Americans, Briton awarded medals for stopping train attack
REUTERS/Michel EulerFrench President Francois Hollande (L) awards U.S. Airman First Class Spencer Stone (C) with the Legion d’Honneur (the Legion of Honour) medal as U.S. National Guardsman Alek Skarlatos applauds during a ceremony at the Elysée Palace in Paris, France, August 24, 2015.
Fellow friend Anthony Sadler and British passenger Chris Norman pinned the attacker down and stripped him of his weapons.

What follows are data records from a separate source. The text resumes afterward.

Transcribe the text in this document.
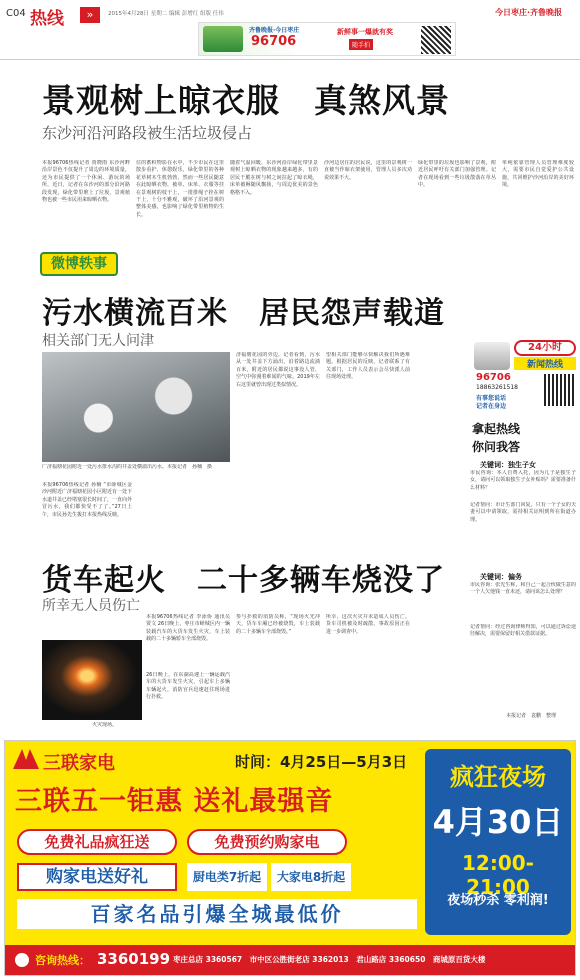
C04 热线	»	2015年4月28日 星期二 编辑 彭增红 组版 任伟	今日枣庄·齐鲁晚报
齐鲁晚报·今日枣庄
96706
新鲜事一爆就有奖
随手拍
景观树上晾衣服　真煞风景
东沙河沿河路段被生活垃圾侵占
本报96706热线记者 贾晓雨 东沙河畔沿岸景色不仅提升了周边的环境质量，还为市民提供了一个休闲、游玩的场所。近日，记者在东沙河的部分沿河路段发现，绿化带里堆上了垃圾，景观植物也被一些市民用来晾晒衣物。
位的蓄积物影在水中，不少市民在这里散步看护，休憩娱乐，绿化带里的各种花草树木生机勃勃，然而一些居民随意在此晾晒衣物，被单、床单、衣服等挂在景观树的枝干上，一排排绳子拴在树干上，十分不雅观，破坏了沿河景观的整体美感，也影响了绿化带里植物的生长。
随着气温回暖，东沙河沿岸绿化带里景观树上晾晒衣物的现象越来越多，有的居民干脆在树与树之间拉起了晾衣绳，床单被褥随风飘扬，与周边优美的景色格格不入。
沙河边居住的居民说，这里的景观树一直被当作晾衣架使用，管理人员多次劝说效果不大。
绿化带里的垃圾也影响了景观，附近居民呼吁有关部门加强管理。记者在现场看到一些垃圾散落在草丛中。
单纯依靠管理人员管理难度较大，需要市民自觉爱护公共设施，共同维护沙河沿岸的美好环境。
微博轶事
污水横流百米　居民怨声载道
相关部门无人问津
广济福塘花园附近一处污水排水沟的井盖处横溢出污水。本报记者　孙楠　摄
本报96706热线记者 孙楠 “市薛城区金沙河附近广济福塘花园小区附近有一处下水道井盖已经堵塞很长时间了，一直向外冒污水，我们都快受不了了。”27日上午，市民孙先生拨打本报热线反映。
济福塘花园的旁边，记者看到，污水从一处井盖下方涌出，沿着路边流淌百米，附近的居民都说这事没人管，空气中弥漫着难闻的气味。2019年左右这里就曾出现过类似情况。
望相关部门能够尽快解决我们所遇难题。根据居民的反映，记者联系了有关部门，工作人员表示会尽快派人前往现场处理。
24小时
新闻热线
96706
18863261518
有事您说话
记者在身边
拿起热线
你问我答
关键词：独生子女
市民咨询：本人自费入托，因为儿子是独生子女，请问可以领取独生子女补贴吗？需要准备什么材料？
记者帮问：市计生部门回复，只有一个子女的夫妻可以申请领取，需持相关证明到所在街道办理。
关键词：偏务
市民咨询：张先生称，和自己一起合伙做生意的一个人欠他钱一直未还，请问该怎么处理？
记者帮问：经过咨询律师得知，可以通过诉讼途径解决，需要保留好相关借款证据。
本报记者　袁鹏　整理
货车起火　二十多辆车烧没了
所幸无人员伤亡
本报96706热线记者 李泳侨 通讯员 贾文 26日晚上，枣庄市峄城区内一辆装载汽车的大货车发生火灾，车上装载的二十多辆轿车全部烧毁。
火灾现场。
26日晚上，在东湖高速上一辆运载汽车的大货车发生火灾，引起车上多辆车辆起火，消防官兵迅速赶往现场进行扑救。
参与扑救的消防员称，“现场火光冲天，货车车厢已经被烧毁，车上装载的二十多辆车全部烧毁。”
所幸，这次火灾并未造成人员伤亡。货车司机被及时疏散，事故原因正在进一步调查中。
三联家电	时间：4月25日—5月3日
三联五一钜惠 送礼最强音
免费礼品疯狂送	免费预约购家电
购家电送好礼	厨电类7折起	大家电8折起
百家名品引爆全城最低价
疯狂夜场
4月30日
12:00-21:00
夜场秒杀 零利润!
咨询热线： 3360199 枣庄总店 3360567　市中区公胜街老店 3362013　君山路店 3360650　商城原百货大楼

“We can not be afraid as long as we have individuals like this in our midst”, Hollande said.
The 26-year-old Moroccan suspect, identified by French media as Ayoub El-Khazzani, was on the terror watch list of three countries, including France. If you would like to discuss another topic, look for a relevant article.
Spanish law enforcement told their French counterparts in March 2014 that El-Khazzani had a “relationship with radical Islam”, the Spanish El Pais newspaper reported. Stone held that position until paramedics arrived, he said. In a news conference he said, “I am just a college student, it’s my previous year in college”.
And then, Stone sees an injured passenger bleeding from the neck and, despite his own injuries, he helps them out.
Mr Stone said: “He seemed like he was ready to fight to the end”.
IT consultant Chris Norman, 62, received the Legion d’honneur from French President Francois Hollande, alongside three Americans, in Paris.
Asked about the intentions of the gunman, who in custody has denied wanting to wage an attack and said he had merely wanted to rob passengers, Sadler said: “It doesn’t take eight magazines to rob a train”.
Aleksander Skarlatos, a member of the Oregon National Guard who had recently returned from a tour in Afghanistan, will receive the Soldier’s Medal “for extraordinary heroism above and beyond the call of duty“, the US Army said Tuesday. “The guy had a lot of ammo”, Skarlatos said.
“He said he found it in the park which is just next to the Midi Station in Brussels, where he often sleeps with other homeless people…He says that the Kalashnikov didn’t work and he was brought under control immediately without a single shot being fired”, he said.
For Sadler, “hiding or sitting back” was never going to accomplish anything.
Which got me thinking – could I really just go sprinting at a crazed gunman?
Armed with an arsenal of weapons and apparently determined, he presented a formidable challenge to the vacationing friends who snapped into action out of what Skarlatos said was “gut instinct“. “At that time, it was either do something or die”.